From 5d1de8684cc012a654a30c0fbd36abcb42b8c8b0 Mon Sep 17 00:00:00 2001
From: Erik Nygren <erik.nygren@sbb.ch>
Date: Fri, 5 Jul 2019 15:27:35 -0400
Subject: [PATCH] fixed reward function bug where taking illegal actions at
 split switch were rewarded!

---
 flatland/envs/rail_env.py | 4 +++-
 1 file changed, 3 insertions(+), 1 deletion(-)

diff --git a/flatland/envs/rail_env.py b/flatland/envs/rail_env.py
index b4a56a8..abc8a73 100644
--- a/flatland/envs/rail_env.py
+++ b/flatland/envs/rail_env.py
@@ -231,7 +231,7 @@ class RailEnv(Environment):
                 self.rewards_dict[iAgent] += stop_penalty
 
             if not agent.moving and not (action == RailEnvActions.DO_NOTHING or action == RailEnvActions.STOP_MOVING):
-                # Only allow agent to start moving by pressing forward.
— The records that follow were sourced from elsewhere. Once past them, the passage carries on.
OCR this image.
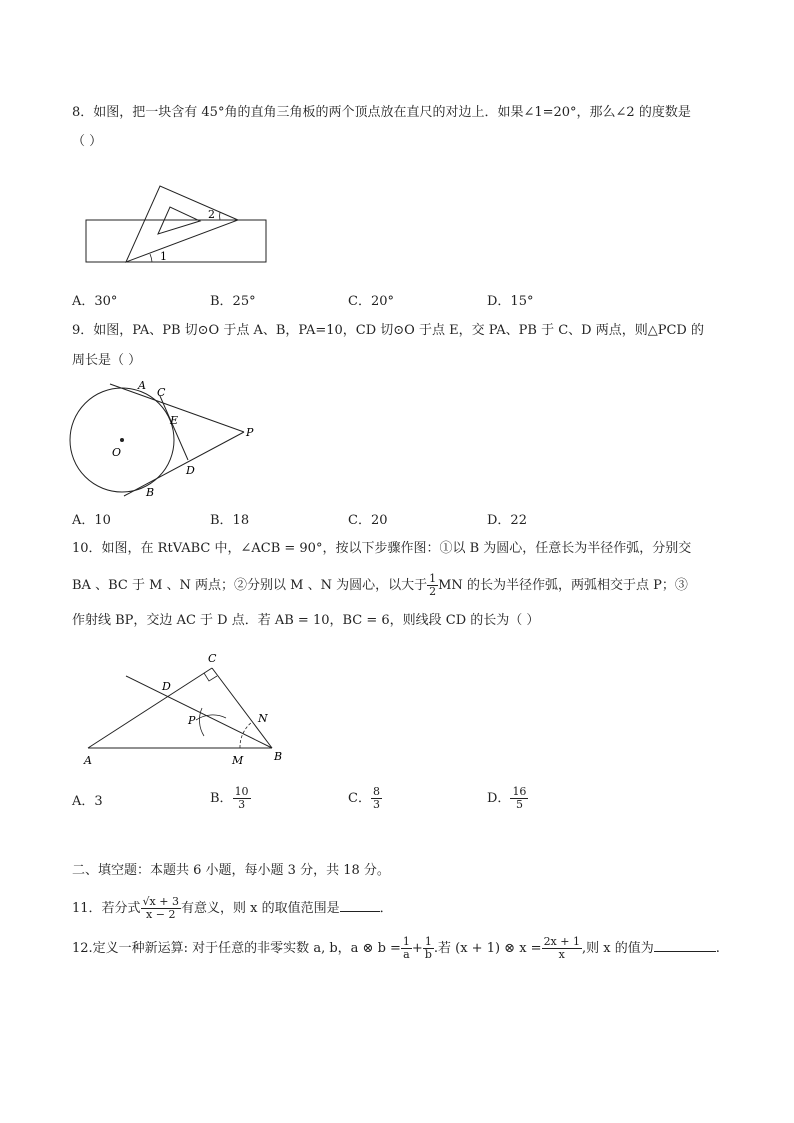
8．如图，把一块含有 45°角的直角三角板的两个顶点放在直尺的对边上．如果∠1=20°，那么∠2 的度数是
（ ）
1
2
A．30°	B．25°	C．20°	D．15°
9．如图，PA、PB 切⊙O 于点 A、B，PA=10，CD 切⊙O 于点 E，交 PA、PB 于 C、D 两点，则△PCD 的
周长是（ ）
A
C
E
O
P
D
B
A．10	B．18	C．20	D．22
10．如图，在 RtVABC 中，∠ACB = 90°，按以下步骤作图：①以 B 为圆心，任意长为半径作弧，分别交
BA 、BC 于 M 、N 两点；②分别以 M 、N 为圆心，以大于 $\frac{1}{2}$ MN 的长为半径作弧，两弧相交于点 P；③
作射线 BP，交边 AC 于 D 点．若 AB = 10，BC = 6，则线段 CD 的长为（ ）
A	B
C
D
P	N
M
A．3	B． $\frac{10}{3}$	C． $\frac{8}{3}$	D． $\frac{16}{5}$
二、填空题：本题共 6 小题，每小题 3 分，共 18 分。
11．若分式 $\frac{√x + 3}{x - 2}$ 有意义，则 x 的取值范围是	．
12.定义一种新运算: 对于任意的非零实数 a, b，a ⊗ $b = \frac{1}{a} + \frac{1}{b}$ .若 (x + 1) ⊗ $x = \frac{2x + 1}{x}$ ,则 x 的值为	.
+                # Allow agent to start with any forward or direction action
                 agent.moving = True
                 self.rewards_dict[iAgent] += start_penalty
 
@@ -270,6 +270,7 @@ class RailEnv(Environment):
                             else:
                                 # TODO: an invalid action was chosen after entering the cell. The agent cannot move.
                                 self.rewards_dict[iAgent] += invalid_action_penalty
+                                self.rewards_dict[iAgent] += step_penalty * agent.speed_data['speed']
                                 agent.moving = False
                                 self.rewards_dict[iAgent] += stop_penalty
 
@@ -277,6 +278,7 @@ class RailEnv(Environment):
                         else:
                             # TODO: an invalid action was chosen after entering the cell. The agent cannot move.
                             self.rewards_dict[iAgent] += invalid_action_penalty
+                            self.rewards_dict[iAgent] += step_penalty * agent.speed_data['speed']
                             agent.moving = False
                             self.rewards_dict[iAgent] += stop_penalty
 
-- 
GitLab